This article first appeared in The Edge Malaysia Weekly on November 13, 2023 - November 19, 2023
The words “stability” and “consistency” often spring to mind at the mention of Public Bank Bhd. Founded in 1966 by the late Tan Sri Teh Hong Piow as a “bank for the people”, the banking group that turned 57 this year, has rarely let investors down.
Known to have one of the lowest cost-to-income ratios in the industry, while being in the lead in terms of asset quality among local banks, investors who put their money in Public Bank can rest assured that their investment is working hard to generate returns under the leadership of its CEO Tan Sri Tay Ah Lek.

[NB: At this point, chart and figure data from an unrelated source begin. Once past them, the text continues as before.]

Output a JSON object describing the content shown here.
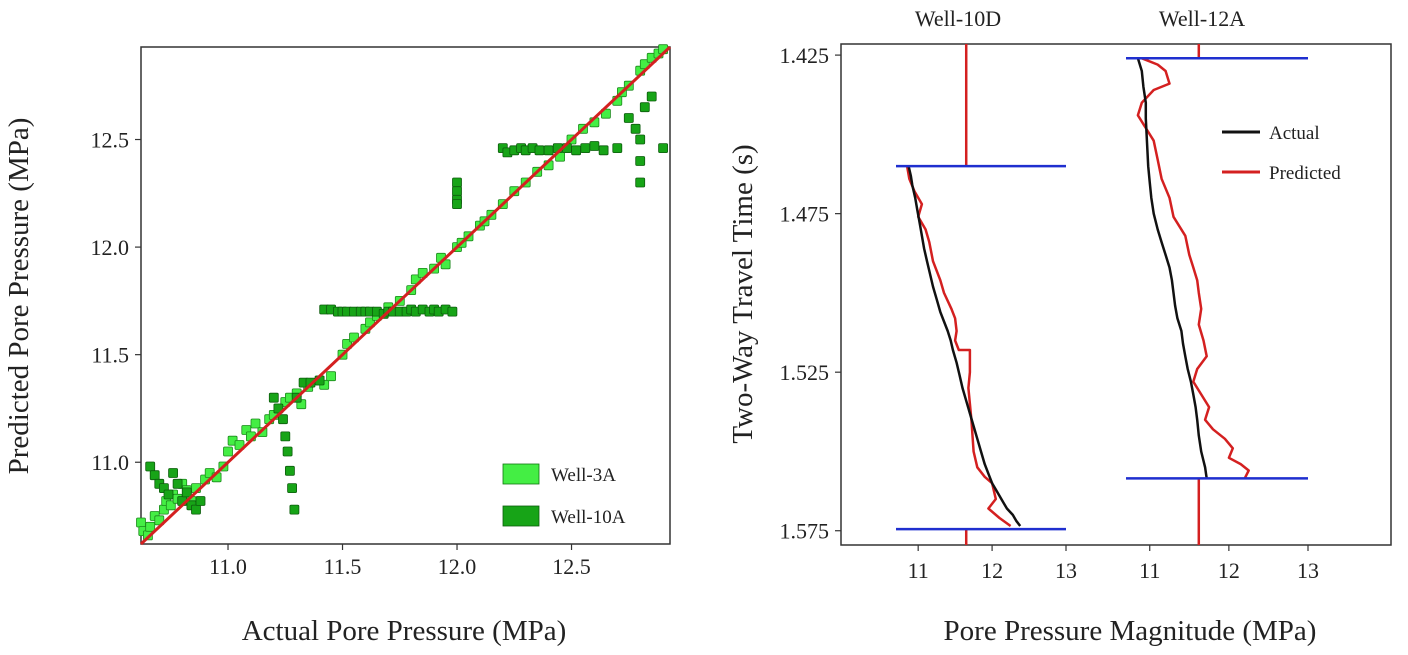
{
  "chart_data": [
    {
      "type": "scatter",
      "title": "",
      "xlabel": "Actual Pore Pressure (MPa)",
      "ylabel": "Predicted Pore Pressure (MPa)",
      "xlim": [
        10.62,
        12.93
      ],
      "ylim": [
        10.62,
        12.93
      ],
      "xticks": [
        11.0,
        11.5,
        12.0,
        12.5
      ],
      "yticks": [
        11.0,
        11.5,
        12.0,
        12.5
      ],
      "xtick_labels": [
        "11.0",
        "11.5",
        "12.0",
        "12.5"
      ],
      "ytick_labels": [
        "11.0",
        "11.5",
        "12.0",
        "12.5"
      ],
      "fit_line": {
        "x": [
          10.62,
          12.93
        ],
        "y": [
          10.62,
          12.93
        ],
        "color": "#d42020"
      },
      "legend": {
        "position": "bottom-right",
        "entries": [
          {
            "label": "Well-3A",
            "color": "#44ee44"
          },
          {
            "label": "Well-10A",
            "color": "#17a417"
          }
        ]
      },
      "series": [
        {
          "name": "Well-3A",
          "color": "#44ee44",
          "x": [
            10.62,
            10.63,
            10.65,
            10.66,
            10.68,
            10.7,
            10.72,
            10.73,
            10.75,
            10.76,
            10.78,
            10.8,
            10.82,
            10.84,
            10.86,
            10.9,
            10.92,
            10.95,
            10.98,
            11.0,
            11.02,
            11.05,
            11.08,
            11.1,
            11.12,
            11.15,
            11.18,
            11.2,
            11.22,
            11.25,
            11.27,
            11.3,
            11.32,
            11.35,
            11.4,
            11.42,
            11.45,
            11.5,
            11.52,
            11.55,
            11.6,
            11.62,
            11.65,
            11.7,
            11.75,
            11.8,
            11.82,
            11.85,
            11.9,
            11.93,
            11.95,
            12.0,
            12.02,
            12.05,
            12.1,
            12.12,
            12.15,
            12.2,
            12.25,
            12.3,
            12.35,
            12.4,
            12.45,
            12.5,
            12.55,
            12.6,
            12.65,
            12.7,
            12.72,
            12.75,
            12.8,
            12.82,
            12.85,
            12.88,
            12.9
          ],
          "y": [
            10.72,
            10.68,
            10.66,
            10.7,
            10.75,
            10.73,
            10.78,
            10.82,
            10.8,
            10.85,
            10.83,
            10.9,
            10.87,
            10.82,
            10.88,
            10.92,
            10.95,
            10.93,
            10.98,
            11.05,
            11.1,
            11.08,
            11.15,
            11.12,
            11.18,
            11.14,
            11.2,
            11.22,
            11.25,
            11.28,
            11.3,
            11.32,
            11.27,
            11.35,
            11.38,
            11.36,
            11.4,
            11.5,
            11.55,
            11.58,
            11.62,
            11.65,
            11.68,
            11.72,
            11.75,
            11.8,
            11.85,
            11.88,
            11.9,
            11.95,
            11.92,
            12.0,
            12.02,
            12.05,
            12.1,
            12.12,
            12.15,
            12.2,
            12.26,
            12.3,
            12.35,
            12.38,
            12.42,
            12.5,
            12.55,
            12.58,
            12.62,
            12.68,
            12.72,
            12.75,
            12.82,
            12.85,
            12.88,
            12.9,
            12.92
          ]
        },
        {
          "name": "Well-10A",
          "color": "#17a417",
          "x": [
            10.66,
            10.68,
            10.7,
            10.72,
            10.74,
            10.76,
            10.78,
            10.8,
            10.82,
            10.84,
            10.86,
            10.88,
            11.2,
            11.22,
            11.24,
            11.25,
            11.26,
            11.27,
            11.28,
            11.29,
            11.3,
            11.33,
            11.36,
            11.4,
            11.42,
            11.45,
            11.48,
            11.5,
            11.52,
            11.55,
            11.58,
            11.6,
            11.62,
            11.65,
            11.68,
            11.7,
            11.72,
            11.75,
            11.78,
            11.8,
            11.82,
            11.85,
            11.88,
            11.9,
            11.92,
            11.95,
            11.98,
            12.0,
            12.0,
            12.0,
            12.0,
            12.2,
            12.22,
            12.25,
            12.28,
            12.3,
            12.33,
            12.36,
            12.4,
            12.44,
            12.48,
            12.52,
            12.56,
            12.6,
            12.64,
            12.7,
            12.75,
            12.78,
            12.8,
            12.8,
            12.8,
            12.82,
            12.85,
            12.9
          ],
          "y": [
            10.98,
            10.94,
            10.9,
            10.88,
            10.85,
            10.95,
            10.9,
            10.82,
            10.86,
            10.8,
            10.78,
            10.82,
            11.3,
            11.25,
            11.2,
            11.12,
            11.05,
            10.96,
            10.88,
            10.78,
            11.3,
            11.37,
            11.37,
            11.38,
            11.71,
            11.71,
            11.7,
            11.7,
            11.7,
            11.7,
            11.7,
            11.7,
            11.7,
            11.7,
            11.69,
            11.7,
            11.7,
            11.7,
            11.7,
            11.71,
            11.7,
            11.71,
            11.7,
            11.71,
            11.7,
            11.71,
            11.7,
            12.3,
            12.26,
            12.22,
            12.2,
            12.46,
            12.44,
            12.45,
            12.46,
            12.45,
            12.46,
            12.45,
            12.45,
            12.46,
            12.46,
            12.45,
            12.46,
            12.47,
            12.45,
            12.46,
            12.6,
            12.55,
            12.3,
            12.4,
            12.5,
            12.65,
            12.7,
            12.46
          ]
        }
      ]
    },
    {
      "type": "line",
      "title": "",
      "xlabel": "Pore Pressure Magnitude (MPa)",
      "ylabel": "Two-Way Travel Time (s)",
      "ylim": [
        1.4215,
        1.5795
      ],
      "y_inverted": true,
      "yticks": [
        1.425,
        1.475,
        1.525,
        1.575
      ],
      "ytick_labels": [
        "1.425",
        "1.475",
        "1.525",
        "1.575"
      ],
      "xticks": [
        11,
        12,
        13
      ],
      "xtick_labels": [
        "11",
        "12",
        "13"
      ],
      "legend": {
        "position": "top-right",
        "entries": [
          {
            "label": "Actual",
            "color": "#111111"
          },
          {
            "label": "Predicted",
            "color": "#d42020"
          }
        ]
      },
      "panels": [
        {
          "title": "Well-10D",
          "xlim": [
            10.7,
            13
          ],
          "boundaries": {
            "top": 1.46,
            "bottom": 1.5745,
            "color": "#1f2fcf"
          },
          "series": [
            {
              "name": "Actual",
              "color": "#111111",
              "x": [
                10.87,
                10.9,
                10.92,
                10.96,
                10.99,
                11.02,
                11.05,
                11.08,
                11.12,
                11.16,
                11.2,
                11.25,
                11.3,
                11.35,
                11.4,
                11.44,
                11.47,
                11.52,
                11.56,
                11.6,
                11.65,
                11.7,
                11.75,
                11.8,
                11.85,
                11.9,
                11.95,
                12.0,
                12.05,
                12.1,
                12.15,
                12.2,
                12.28,
                12.33,
                12.38
              ],
              "y": [
                1.46,
                1.463,
                1.466,
                1.47,
                1.474,
                1.478,
                1.482,
                1.486,
                1.49,
                1.494,
                1.498,
                1.502,
                1.506,
                1.509,
                1.512,
                1.515,
                1.518,
                1.522,
                1.526,
                1.53,
                1.534,
                1.538,
                1.542,
                1.546,
                1.55,
                1.554,
                1.557,
                1.56,
                1.562,
                1.564,
                1.566,
                1.568,
                1.57,
                1.572,
                1.5735
              ]
            },
            {
              "name": "Predicted",
              "color": "#d42020",
              "x": [
                10.85,
                10.88,
                10.95,
                11.05,
                11.0,
                11.1,
                11.15,
                11.2,
                11.3,
                11.35,
                11.45,
                11.5,
                11.52,
                11.5,
                11.55,
                11.6,
                11.7,
                11.7,
                11.68,
                11.72,
                11.75,
                11.8,
                11.9,
                12.0,
                12.05,
                11.95,
                12.1,
                12.25
              ],
              "y": [
                1.46,
                1.464,
                1.468,
                1.472,
                1.476,
                1.48,
                1.484,
                1.49,
                1.496,
                1.5,
                1.505,
                1.508,
                1.512,
                1.515,
                1.518,
                1.518,
                1.518,
                1.525,
                1.53,
                1.54,
                1.55,
                1.555,
                1.558,
                1.56,
                1.565,
                1.568,
                1.571,
                1.5735
              ]
            }
          ],
          "well_line": {
            "x": 11.65,
            "color": "#d42020"
          }
        },
        {
          "title": "Well-12A",
          "xlim": [
            10.7,
            13
          ],
          "boundaries": {
            "top": 1.426,
            "bottom": 1.5585,
            "color": "#1f2fcf"
          },
          "series": [
            {
              "name": "Actual",
              "color": "#111111",
              "x": [
                10.85,
                10.9,
                10.92,
                10.95,
                10.95,
                10.96,
                10.97,
                10.98,
                11.0,
                11.02,
                11.05,
                11.1,
                11.15,
                11.2,
                11.25,
                11.28,
                11.3,
                11.32,
                11.35,
                11.4,
                11.42,
                11.45,
                11.48,
                11.52,
                11.55,
                11.58,
                11.6,
                11.62,
                11.65,
                11.7,
                11.72
              ],
              "y": [
                1.426,
                1.43,
                1.435,
                1.44,
                1.445,
                1.45,
                1.455,
                1.46,
                1.465,
                1.47,
                1.475,
                1.48,
                1.484,
                1.488,
                1.492,
                1.496,
                1.5,
                1.504,
                1.508,
                1.512,
                1.516,
                1.52,
                1.524,
                1.528,
                1.532,
                1.536,
                1.54,
                1.545,
                1.55,
                1.555,
                1.5585
              ]
            },
            {
              "name": "Predicted",
              "color": "#d42020",
              "x": [
                10.9,
                11.1,
                11.2,
                11.25,
                11.05,
                10.9,
                10.85,
                10.95,
                11.05,
                11.1,
                11.15,
                11.25,
                11.3,
                11.45,
                11.5,
                11.55,
                11.6,
                11.62,
                11.65,
                11.62,
                11.68,
                11.72,
                11.6,
                11.55,
                11.65,
                11.75,
                11.7,
                11.8,
                11.95,
                12.05,
                12.0,
                12.15,
                12.25,
                12.2
              ],
              "y": [
                1.426,
                1.428,
                1.43,
                1.434,
                1.436,
                1.44,
                1.444,
                1.448,
                1.452,
                1.458,
                1.464,
                1.47,
                1.476,
                1.482,
                1.488,
                1.492,
                1.496,
                1.5,
                1.505,
                1.51,
                1.515,
                1.52,
                1.524,
                1.528,
                1.532,
                1.536,
                1.54,
                1.543,
                1.546,
                1.549,
                1.552,
                1.554,
                1.556,
                1.5585
              ]
            }
          ],
          "well_line": {
            "x": 11.62,
            "color": "#d42020"
          }
        }
      ]
    }
  ]
}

For the seventh-straight year this year (2017-2023), Public Bank wins The Edge Billion Ringgit Club’s (BRC) highest return on equity (ROE) over three years for the financial services sector among financial institutions that have over RM10 billion in market capitalisation. The bank also took home the BRC top prize for ROE between 2010 and 2013.

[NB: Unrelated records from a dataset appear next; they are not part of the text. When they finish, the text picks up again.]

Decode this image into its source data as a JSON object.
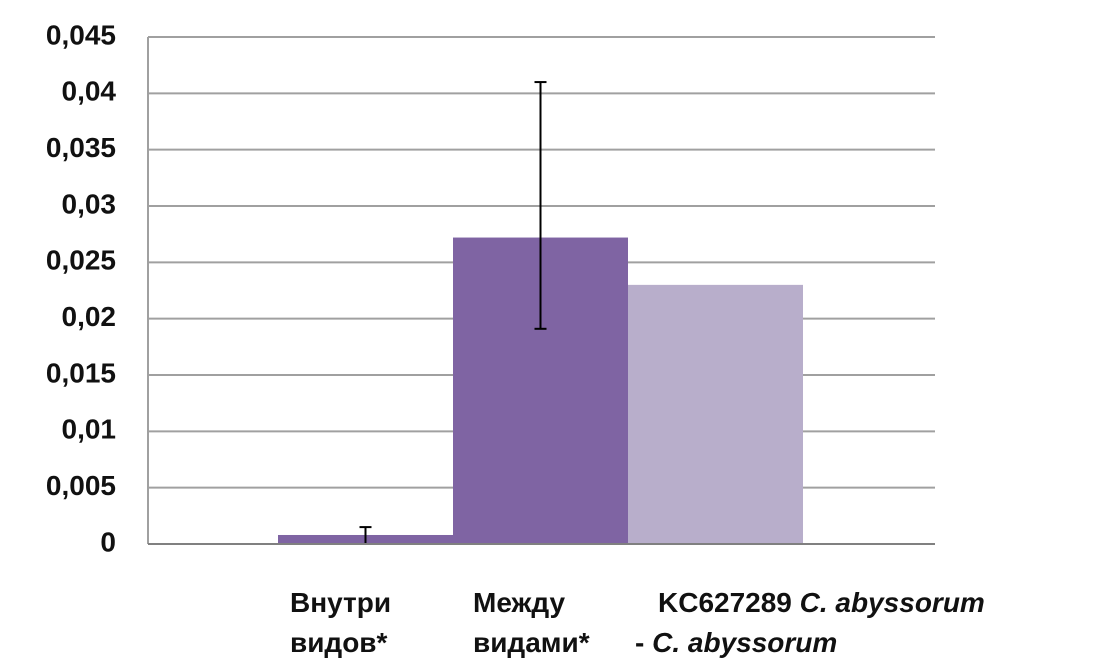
{
  "chart_data": {
    "type": "bar",
    "categories": [
      [
        [
          {
            "text": "Внутри",
            "italic": false
          }
        ],
        [
          {
            "text": "видов*",
            "italic": false
          }
        ]
      ],
      [
        [
          {
            "text": "Между",
            "italic": false
          }
        ],
        [
          {
            "text": "видами*",
            "italic": false
          }
        ]
      ],
      [
        [
          {
            "text": "KC627289 ",
            "italic": false
          },
          {
            "text": "C. abyssorum",
            "italic": true
          }
        ],
        [
          {
            "text": "- ",
            "italic": false
          },
          {
            "text": "C. abyssorum",
            "italic": true
          }
        ]
      ]
    ],
    "values": [
      0.0008,
      0.0272,
      0.023
    ],
    "error_low": [
      0.0008,
      0.0081,
      null
    ],
    "error_high": [
      0.0007,
      0.0138,
      null
    ],
    "colors": [
      "#7f64a3",
      "#7f64a3",
      "#b8aecb"
    ],
    "ylim": [
      0,
      0.045
    ],
    "yticks": [
      0,
      {
        "value": 0.005,
        "label": "0,005"
      },
      {
        "value": 0.01,
        "label": "0,01"
      },
      {
        "value": 0.015,
        "label": "0,015"
      },
      {
        "value": 0.02,
        "label": "0,02"
      },
      {
        "value": 0.025,
        "label": "0,025"
      },
      {
        "value": 0.03,
        "label": "0,03"
      },
      {
        "value": 0.035,
        "label": "0,035"
      },
      {
        "value": 0.04,
        "label": "0,04"
      },
      {
        "value": 0.045,
        "label": "0,045"
      }
    ],
    "grid": true
  }
}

With the exception of FY2020, when the bank saw a dip in year-on-year net profit growth, net profit has been on a steady upward trend in recent years. Net profit fell from RM5.51 billion in FY2019 to RM4.87 billion in FY2020 but bounced back quickly the following year, climbing up to RM5.66 billion in FY2021 and then further scaling to RM6.12 billion in FY2022. This brought the bank’s risk-weighted three-year compound annual growth rate (CAGR) for its net profit to 4.3% between FY2019 and FY2022.
Meanwhile, Public Bank’s ROE has climbed steadily from FY2020 to FY2022. It increased from 10.7% in FY2020 and moved up to 11.9% in FY2021 before inching upwards further to 12.4% in FY2022. The three-year CAGR for its ROE was 11.9% between FY2019 and FY2022.

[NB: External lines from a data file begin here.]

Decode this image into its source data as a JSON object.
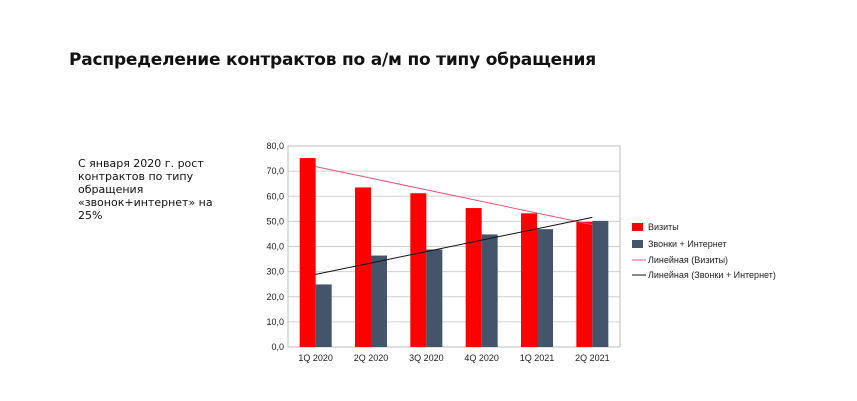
{
  "slide": {
    "title": "Распределение контрактов по а/м по типу обращения",
    "note_lines": [
      "С января 2020 г. рост",
      "контрактов по типу",
      "обращения",
      "«звонок+интернет» на",
      "25%"
    ]
  },
  "colors": {
    "visits": "#ff0000",
    "calls_internet": "#44546a",
    "trend_visits": "#e8557a",
    "trend_calls": "#111111",
    "grid": "#d0d0d0"
  },
  "chart_data": {
    "type": "bar",
    "categories": [
      "1Q 2020",
      "2Q 2020",
      "3Q 2020",
      "4Q 2020",
      "1Q 2021",
      "2Q 2021"
    ],
    "series": [
      {
        "name": "Визиты",
        "values": [
          75.2,
          63.5,
          61.2,
          55.3,
          53.2,
          49.8
        ]
      },
      {
        "name": "Звонки + Интернет",
        "values": [
          24.9,
          36.4,
          38.8,
          44.8,
          46.9,
          50.2
        ]
      }
    ],
    "trendlines": [
      {
        "name": "Линейная (Визиты)",
        "start": 71.8,
        "end": 48.7
      },
      {
        "name": "Линейная (Звонки + Интернет)",
        "start": 28.9,
        "end": 51.6
      }
    ],
    "yticks": [
      "0,0",
      "10,0",
      "20,0",
      "30,0",
      "40,0",
      "50,0",
      "60,0",
      "70,0",
      "80,0"
    ],
    "ylim": [
      0,
      80
    ],
    "grid": true,
    "legend": "right"
  }
}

It is worth noting that Public Bank’s pre-tax profit surpassed RM8 billion for the first time in FY2022.
The banking group has also paid generous dividends over the years. Dividend per share increased from 13 sen in FY2020 to 15.2 sen in FY2021 and rose further to 17 sen in FY2022. This translates into a dividend payout of 51.8% (FY2020), 52.2% (FY2021) and 53.9% (FY2022) of the banking group’s net profits.
Dividend yield has also increased over the same period — from 3.2% in FY2020 to 3.9% in FY2022 — in line with the higher dividend payout to shareholders.
Between Jan 3, 2020, and Dec 31, 2022, Public Bank’s share price gained a total of 21.77% from RM3.43 to RM4.17. Its share price saw some weakness this year, though. Year to date, the banking group’s share price slipped 3.5% from RM4.17 at the start of the year to RM4.16 on Oct 25. That said, most analysts tracking the stock remain bullish, with 13 having a “buy” call compared to four “hold” and two “sell” recommendations, with the consensus target price at RM4.66 at the time of writing. That implies 12% upside potential from RM4.16 on Oct 25.
For the second quarter ended June 30, 2023 (2QFY2023), net profit was RM1.62 billion, up 14% from RM1.42 billion in the previous year. This came on the back of revenue amounting to RM6.26 billion, up 25% from RM4.97 billion a year ago. This brought net profit for the first half of 2023 (1HFY2023) to RM3.33 billion, 18% higher than the RM2.82 billion achieved the year before.
Earnings came in within expectations, says Maybank IB Research in an Aug 30 note. The research house notes that Public Bank management’s loan growth target of 4% to 5% for FY2023 is maintained but it had revised net interest margin guidance, expecting to see a NIM compression of “less than 20 basis points” from the “more than 10 basis points” guided earlier.
AmInvestment Research opines that the deposit competition among banks still persists even though deposit rates in recent fixed deposit campaigns have tapered off from the peak seen in 4QFY2022.
“Management continues to guide for a double-digit NIM compression of less than 20 basis points in FY2023 from FY2022’s NIM of 2.39%. We continue to expect pressure on funding costs to abate in sequential quarters due to lower fixed deposit campaign rates offered recently in the market. Also, the gradual expiry of more expensive deposits from earlier campaigns is likely to improve the group’s NIM in 2H2023,” it says.
Public Bank has maintained its ROE target of 12% to 13% while its loan loss coverage ratio is at a healthy 226% as at end-June 2023.
“The stock is trading at a compelling 1.4 times FY2023F book [value], below the five-year historical average of 1.8 times, with a decent dividend yield of 4.7%,” notes AmInvestment Research.